KONYA VİLAYETİ HALKİYYAT VE HARSİYYATI (Sadettin Nüzhet ve Mehmet Ferit)
1926'da yayımlanan bu eserde atasözleri ve deyimler ayrı
ayrı bölümlerde yer almıştır. Darbımeseller (atasözleri) bölümünde 2057,
tabirler (deyimler) bölümünde 279 söz vardır. Darbımesel için özel bir tanım
yapılmamış, Ebüzziya'nın yazdıklarından bir parçası yinelenmiştir. Tabirler
bölümünde şöyle denilmektedir.
Meseller tam bir cümle veya fıkra halinde irat olunarak muhatabına faide-i
tamme ifade ettikleri halde tabirler çok kere terkib-i nakıs şeklinde irat
olunurlar. Mesela ateş pahasına tabiri doğrudan doğruya hiçbir hadiseyi,
hiçbir hükmü ifade etmez. Ancak bu sene pamuk ateş pahasına çıktı dediğimizde
pamuk fiyatının çok yükseldiğini ve müşterileri ateş gibi yaktığını...
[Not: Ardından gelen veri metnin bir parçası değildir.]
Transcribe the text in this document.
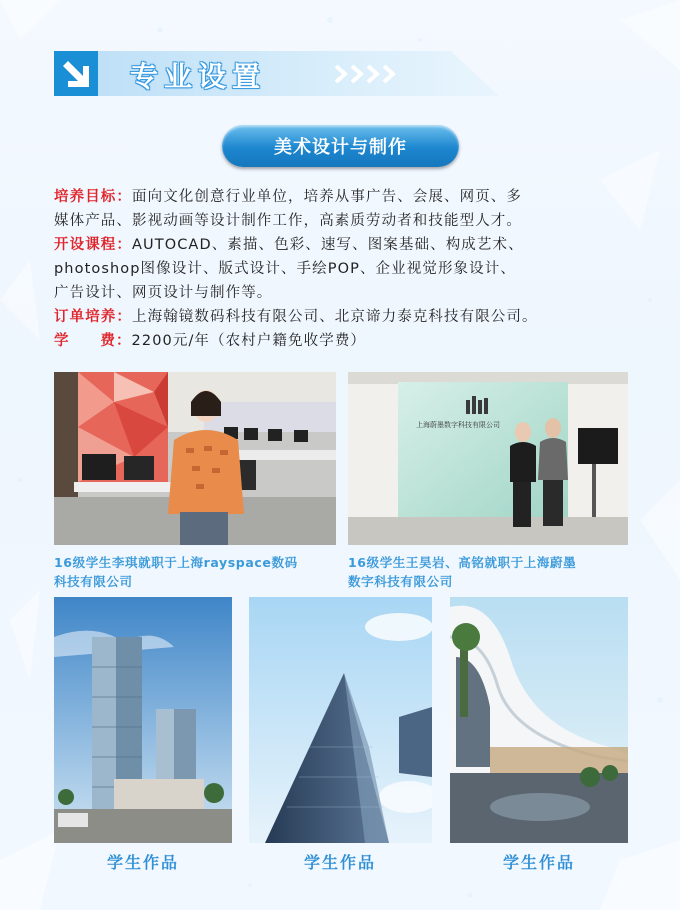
专业设置
美术设计与制作
培养目标：面向文化创意行业单位，培养从事广告、会展、网页、多
媒体产品、影视动画等设计制作工作，高素质劳动者和技能型人才。
开设课程：AUTOCAD、素描、色彩、速写、图案基础、构成艺术、
photoshop图像设计、版式设计、手绘POP、企业视觉形象设计、
广告设计、网页设计与制作等。
订单培养：上海翰镜数码科技有限公司、北京谛力泰克科技有限公司。
学     费：2200元/年（农村户籍免收学费）
16级学生李琪就职于上海rayspace数码
科技有限公司
上海蔚墨数字科技有限公司
16级学生王昊岩、高铭就职于上海蔚墨
数字科技有限公司
学生作品	学生作品	学生作品
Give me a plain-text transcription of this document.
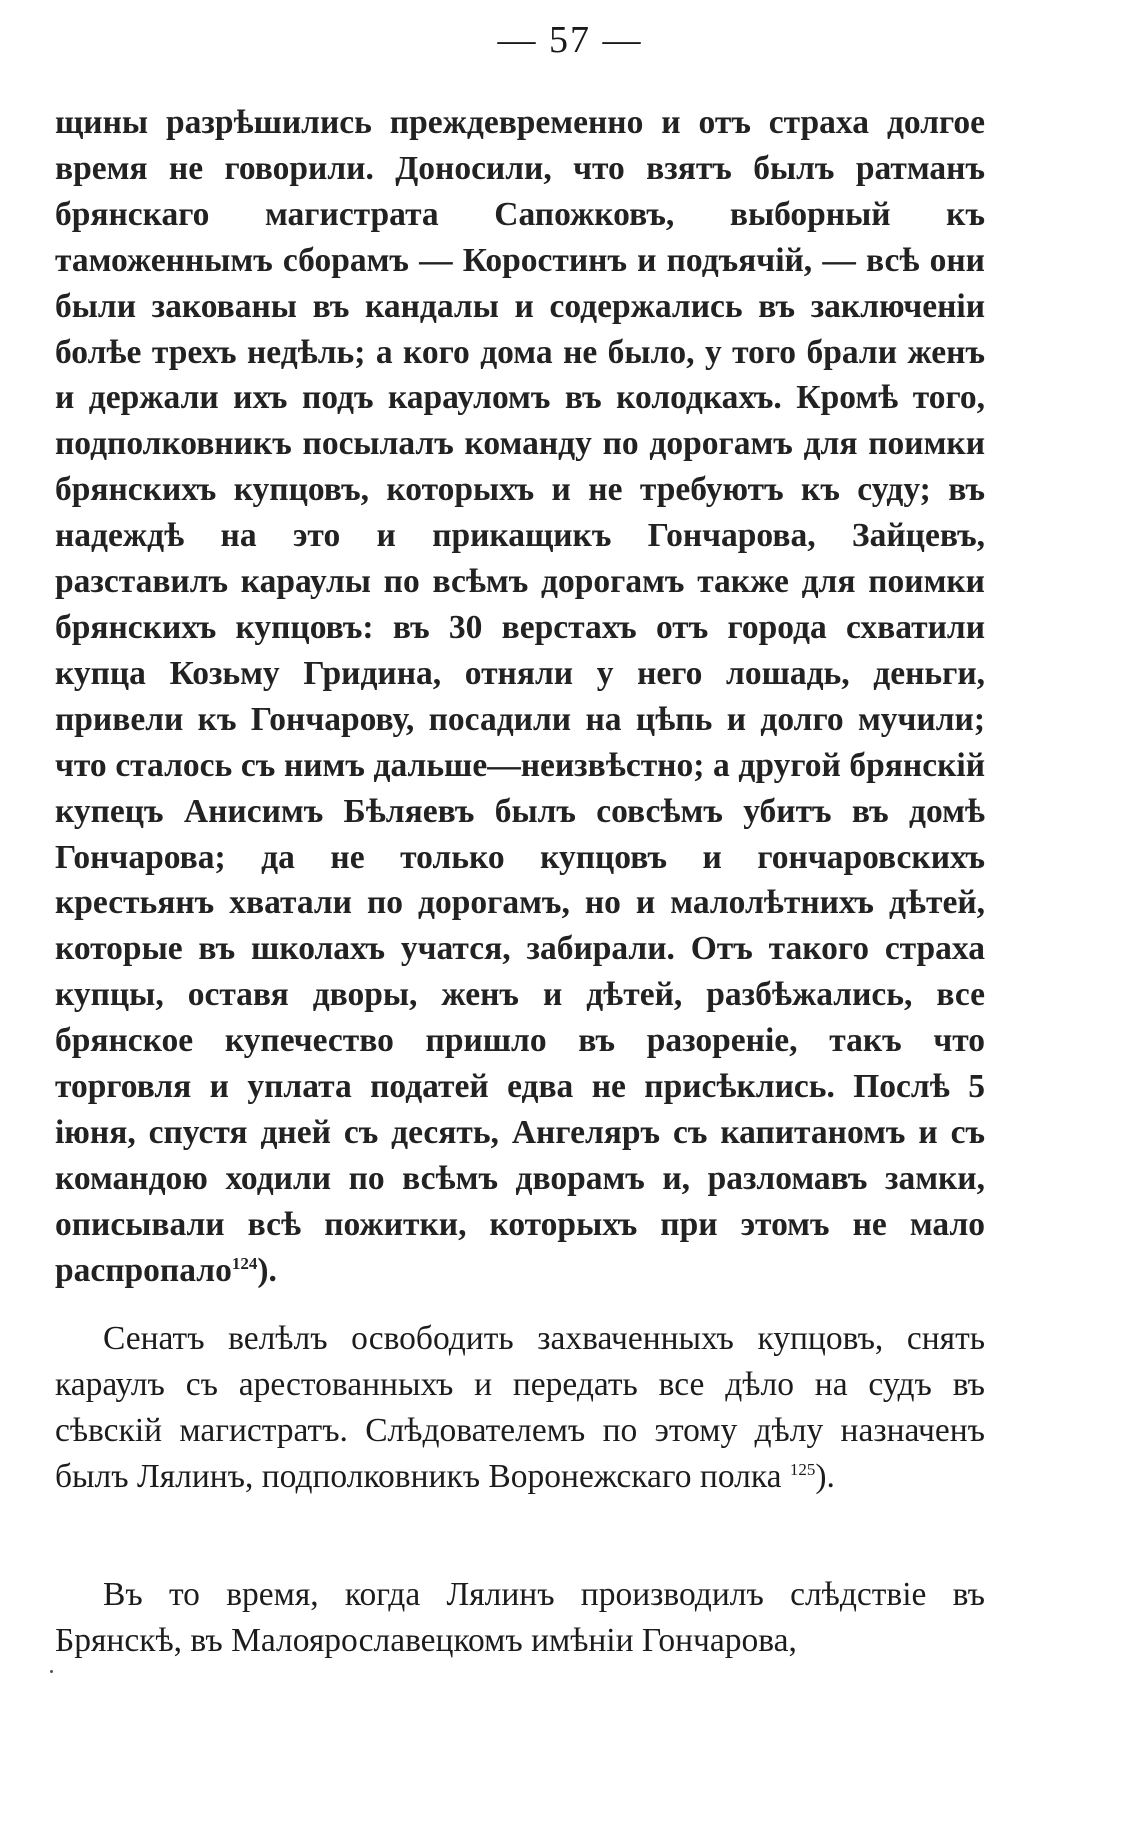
— 57 —

щины разрѣшились преждевременно и отъ страха долгое время не говорили. Доносили, что взятъ былъ ратманъ брянскаго магистрата Сапожковъ, выборный къ таможеннымъ сборамъ — Коростинъ и подъячій, — всѣ они были закованы въ кандалы и содержались въ заключеніи болѣе трехъ недѣль; а кого дома не было, у того брали женъ и держали ихъ подъ карауломъ въ колодкахъ. Кромѣ того, подполковникъ посылалъ команду по дорогамъ для поимки брянскихъ купцовъ, которыхъ и не требуютъ къ суду; въ надеждѣ на это и прикащикъ Гончарова, Зайцевъ, разставилъ караулы по всѣмъ дорогамъ также для поимки брянскихъ купцовъ: въ 30 верстахъ отъ города схватили купца Козьму Гридина, отняли у него лошадь, деньги, привели къ Гончарову, посадили на цѣпь и долго мучили; что сталось съ нимъ дальше—неизвѣстно; а другой брянскій купецъ Анисимъ Бѣляевъ былъ совсѣмъ убитъ въ домѣ Гончарова; да не только купцовъ и гончаровскихъ крестьянъ хватали по дорогамъ, но и малолѣтнихъ дѣтей, которые въ школахъ учатся, забирали. Отъ такого страха купцы, оставя дворы, женъ и дѣтей, разбѣжались, все брянское купечество пришло въ разореніе, такъ что торговля и уплата податей едва не присѣклись. Послѣ 5 іюня, спустя дней съ десять, Ангеляръ съ капитаномъ и съ командою ходили по всѣмъ дворамъ и, разломавъ замки, описывали всѣ пожитки, которыхъ при этомъ не мало распропало$^{124}$).

Сенатъ велѣлъ освободить захваченныхъ купцовъ, снять караулъ съ арестованныхъ и передать все дѣло на судъ въ сѣвскій магистратъ. Слѣдователемъ по этому дѣлу назначенъ былъ Лялинъ, подполковникъ Воронежскаго полка $^{125}$).

Въ то время, когда Лялинъ производилъ слѣдствіе въ Брянскѣ, въ Малоярославецкомъ имѣніи Гончарова,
tasavvur ediyoruz. Mat oldu, dişine dayandı gibi bazı tabirlerde her ne
kadar hüküm varsa da bunların müsnedün ileyh ve müteallikleri mahzuf
olduğundan yine işidenlere tam bir mana iş'ar ve ifade etmezler.
1-
Burada tabir'in en önemli özelliği olarak terkib-i nakıs biçiminde
bulunması gösterilmektedir. Kimi tabirlerdeki hükmün özneleri ve tümleçleri
bulunmadığı için tam bir mana bildirmediği de söylenmektedir.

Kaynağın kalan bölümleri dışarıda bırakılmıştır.